Multivariate statistical analysis

JASPER ENGEL: Multivariate statistical models take more than one variable into account at the same time. Possible relationships between these variables can be included in the model. Because of this, subtle metabolic effects can be observed, which may be missed by univariate analyses. For example, consider a problem with two metabolites and two groups of samples. The goal is to determine if the groups are significantly different and which metabolites are related to this difference. From a univariate perspective, a small difference is observed on the first metabolite, and no difference on the second metabolite. However, since the two metabolites are related to each other via metabolic pathway, their concentrations are most likely correlated. This can indeed be observed when both variables are inspected together.

Additionally, a clear separation between the groups of samples can be observed in this case. This shows that multivariate methods that take correlations between metabolites into account are a powerful tool for data analysis. However, at the same time, these models can be extremely sensitive to factors such as noise in the data, chance correlations between specific variables or groups of variables due to group labels, and the type of preprocessing that is chosen, et cetera. Univariate approaches are more robust in this respect. Therefore, univariate and multivariate methods both have an important role in metabolomics. There are two main groups of multivariate models, namely unsupervised and supervised techniques. Supervised techniques specifically use information regarding the group structure in their data.

In contrast, unsupervised models do not use such information. Often, unsupervised models are used to explore the data and study natural clustering of the samples, while supervised methods can be used to test for significant differences between specific groups of samples. Principal component analysis, or PCA, is one of the most popular unsupervised multivariate methods in metabolomics. PCA is a so-called dimension reduction technique. In essence, it transforms the high-dimensional data space– for instance, 1,000 metabolites equal 1,000 dimensions– into a small number of dimensions, usually 2 or 3. For illustration, consider my hand, which is a complex three-dimensional object.

By illuminating my hand with a flashlight, I can inspect properties of my hand in a lower dimensional space by studying the shadows that appear on the wall behind my hand. This is exactly what PCA does to view complex data in only a few dimensions. Different properties of the data can be observed by changing the direction from which we shine the light. For example, from this direction the shadows will clearly show my thumb, my fingers, and the rest of my hand. While on the other hand, if I illuminate my hand in this way, the shadows will be quite meaningless. PCA chooses to study directions along which the shadows are the largest.

This corresponds to directions that show or explain the greatest variation in the data. A PCA model returns three outputs, namely a set of scores representing the samples in a few dimensions, the loadings representing how the metabolites contribute to the model, and the percentage of total variance in the data that’s explained by the model. A plot of the scores essentially corresponds to the shadows that the light made on the wall. Each dot corresponds to a sample, and dots that are close together in the plot indicate samples whose measured values are very similar. In this case it can be seen that there are a number of clusters in the data.

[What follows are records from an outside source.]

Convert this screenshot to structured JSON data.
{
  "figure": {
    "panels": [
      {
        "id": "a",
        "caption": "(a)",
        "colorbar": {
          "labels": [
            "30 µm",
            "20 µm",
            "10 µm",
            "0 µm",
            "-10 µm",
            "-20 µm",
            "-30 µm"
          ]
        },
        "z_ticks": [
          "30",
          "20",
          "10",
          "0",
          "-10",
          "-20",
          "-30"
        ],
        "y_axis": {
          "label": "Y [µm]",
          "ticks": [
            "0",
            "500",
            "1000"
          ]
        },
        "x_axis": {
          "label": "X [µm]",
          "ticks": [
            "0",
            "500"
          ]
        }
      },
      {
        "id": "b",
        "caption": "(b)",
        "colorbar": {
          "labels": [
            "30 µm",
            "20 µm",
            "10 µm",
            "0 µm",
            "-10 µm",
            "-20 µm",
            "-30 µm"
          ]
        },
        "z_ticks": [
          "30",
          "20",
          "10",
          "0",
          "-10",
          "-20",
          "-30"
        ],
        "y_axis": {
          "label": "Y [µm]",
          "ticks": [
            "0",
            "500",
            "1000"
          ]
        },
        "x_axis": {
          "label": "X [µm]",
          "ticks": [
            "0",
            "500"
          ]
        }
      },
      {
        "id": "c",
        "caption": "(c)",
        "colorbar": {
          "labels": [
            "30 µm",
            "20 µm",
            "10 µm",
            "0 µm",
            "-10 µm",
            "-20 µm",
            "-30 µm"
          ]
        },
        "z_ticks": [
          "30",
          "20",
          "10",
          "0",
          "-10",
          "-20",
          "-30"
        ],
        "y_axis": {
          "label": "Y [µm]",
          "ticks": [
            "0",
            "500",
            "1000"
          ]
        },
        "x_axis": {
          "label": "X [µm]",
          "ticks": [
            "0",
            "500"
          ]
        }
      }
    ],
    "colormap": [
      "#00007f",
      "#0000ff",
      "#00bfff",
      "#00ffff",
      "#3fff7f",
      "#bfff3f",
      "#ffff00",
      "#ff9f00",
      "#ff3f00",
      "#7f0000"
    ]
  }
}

The metabolites that are mainly related to the difference between these clusters can be found by inspecting the loading plot. A scores plot is often also used to detect outliers in the data, and to determine if the quality control samples are clustered together. The latter approach assists with the assessment of analytical reproducibility of the data. Although PCA is a very powerful technique in metabolomics, the scores plots do not always show interesting results. In such cases other unsupervised techniques, such as multidimensional scaling or self-organizing maps can be used to visualise the data in a few dimensions. To study if there are clear clusters of samples present in the data, approaches such as hierarchical clustering or k-means clustering can be used.

However, often the goal of data analysis is not to test if there is a clustering in the data per se, but rather to test differences between specific groups of samples, such as healthy controls and patients with a disease. If this difference is not detected by unsupervised techniques, specific information relating to the group structure can be included in the model. In essence, the model is told that the first sample is a control, the second sample a patient, et cetera. Because of this, such supervised techniques are able to detect very subtle differences between the groups. One of the most popular methods in metabolomics is Partial Least Squares Discriminant Analysis or PLS-DA.

The output of this model is similar to that of PCA, but now the few dimensions correspond to directions along which the groups are separated, and at the same time a large part of the variance in the data is explained. Validation is an important aspect of supervised modelling, to assess whether we don’t only observe a group separation because we told the model to which group each sample belonged, but that we are actually looking at relevant differences. Techniques such as cross-validation or the use of an independent data that was not used to construct the model can be used for this purpose.

If the validation step confirms the observed group separation, the so-called variable importance in projection scores, or VIP-statistic, can be used to identify biologically important metabolites that explain the group separation. Typically, all variables with the VIP score close to or greater than one are considered to be important in the model. Although PLS has been successfully applied in many cases, the model is not fit for every problem. People should keep in mind that for each new dataset, factors such as the experimental design, the properties of the data, and the goal of the actual experiment should be considered to determine which multivariate model should be used.

For example, techniques based on multivariate analysis of variance are very powerful when the data has an underlying experimental design. Techniques such as support vector machines or kernel PLS can be very useful when the groups are separated in a complex and nonlinear manner.